We all know how good seafood tastes and for most of us, that is more than enough to keep us coming back for more. However, aside from it’s palate-pleasing qualities, there are also a wide range of health benefits that come along from eating fresh seafood. In fact, the benefits that come along with eating fresh and healthy seafood are so significant that the American Heart Association recommends eating seafood- based meals AT LEAST twice a week. This week’s post will break down just a few of the many health-related benefits of consuming our favorite food group:
Fresh fish is good for your heart. Fatty fish like salmon and mackerel are packed-full of omega-3s, a nutrient that has proven to reduce the instances of heart disease. In fact, Omega-3s are so effective at both protecting the heart from disease AND lowering blood cholesterol levels that eating fish rich in them has shown to reduce the instances of heart attacks as much as 36%!
Omega-3s also reduce inflammation and the risk for blood clots. This can dramatically reduce the risk for strokes. More generally, seafood’s anti-inflammatory properties can help alleviate symptoms associated with arthritis and other health disorders associated with inflammation.
Fresh fish = healthy eyes. Along with keeping your joints well-oiled and pain-free, fish oil has also been linked to healthy, clear eyes.

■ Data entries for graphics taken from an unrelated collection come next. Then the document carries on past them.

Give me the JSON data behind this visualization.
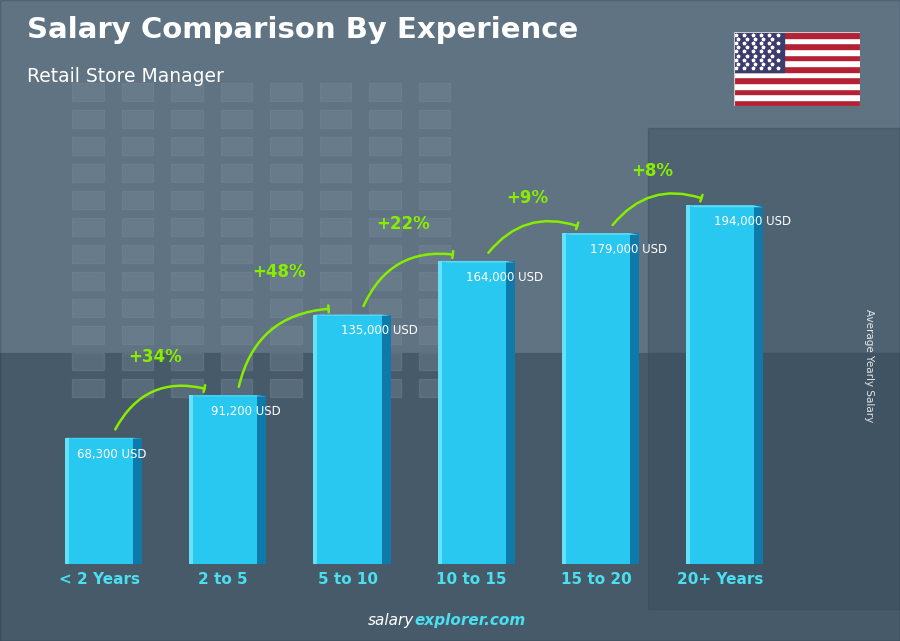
{
  "title": "Salary Comparison By Experience",
  "subtitle": "Retail Store Manager",
  "categories": [
    "< 2 Years",
    "2 to 5",
    "5 to 10",
    "10 to 15",
    "15 to 20",
    "20+ Years"
  ],
  "values": [
    68300,
    91200,
    135000,
    164000,
    179000,
    194000
  ],
  "labels": [
    "68,300 USD",
    "91,200 USD",
    "135,000 USD",
    "164,000 USD",
    "179,000 USD",
    "194,000 USD"
  ],
  "pct_changes": [
    "+34%",
    "+48%",
    "+22%",
    "+9%",
    "+8%"
  ],
  "bar_face_color": "#29c8f0",
  "bar_side_color": "#0e7aaa",
  "bar_top_color": "#5ddaf5",
  "bar_shine_color": "#80eeff",
  "bg_top_color": "#7a9ab0",
  "bg_bottom_color": "#4a6878",
  "text_color_white": "#ffffff",
  "text_color_cyan": "#4ae0f0",
  "text_color_green": "#88ee00",
  "ylabel": "Average Yearly Salary",
  "footer_salary": "salary",
  "footer_explorer": "explorer.com",
  "ylim_max": 215000,
  "bar_width": 0.55,
  "side_ratio": 0.13
}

Essential nutrients. Seafood is rich in Vitamin B12 and Folic Acid along with other key nutrients such as potassium, selenium, zinc and iodine. Vitamin B12 and Foilc Acid help fight off the fatigue associated with anemia and the other nutrients are all important in keeping the body running smoothly.

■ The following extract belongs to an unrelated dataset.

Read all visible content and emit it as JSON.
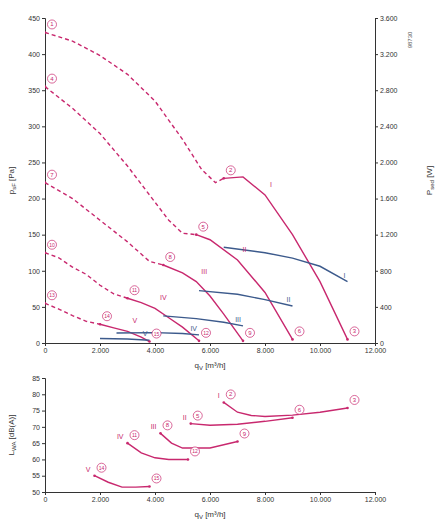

Glowing skin. The proteins in fish are vital for protein synthesis, which are needed to help your skin strong, healthy and glowing.
Fish=brain food. The human brain is almost 60% fat, with much of this being omega-3 fat. Regularly consuming seafood has been shown to fight the onset of dementia and keep the memory intact over the long-term.
In addition, regularly consuming seafood has been shown to support infant development in expectant mothers, prevent depression, lower blood cholesterol levels, and prevent certain forms of cancer.
Recently, the EPA has also backed off it’s warnings regarding mercury content and seafood, especially locally caught seafood. Research is showing that enormous amounts of top-of-the-food-chain seafood would have to be consumed over long periods of time in order to acquire negative side-effects from mercury consumption.
In sum, the facts all point to eating more seafood, more of the time. Your health will thank you for it!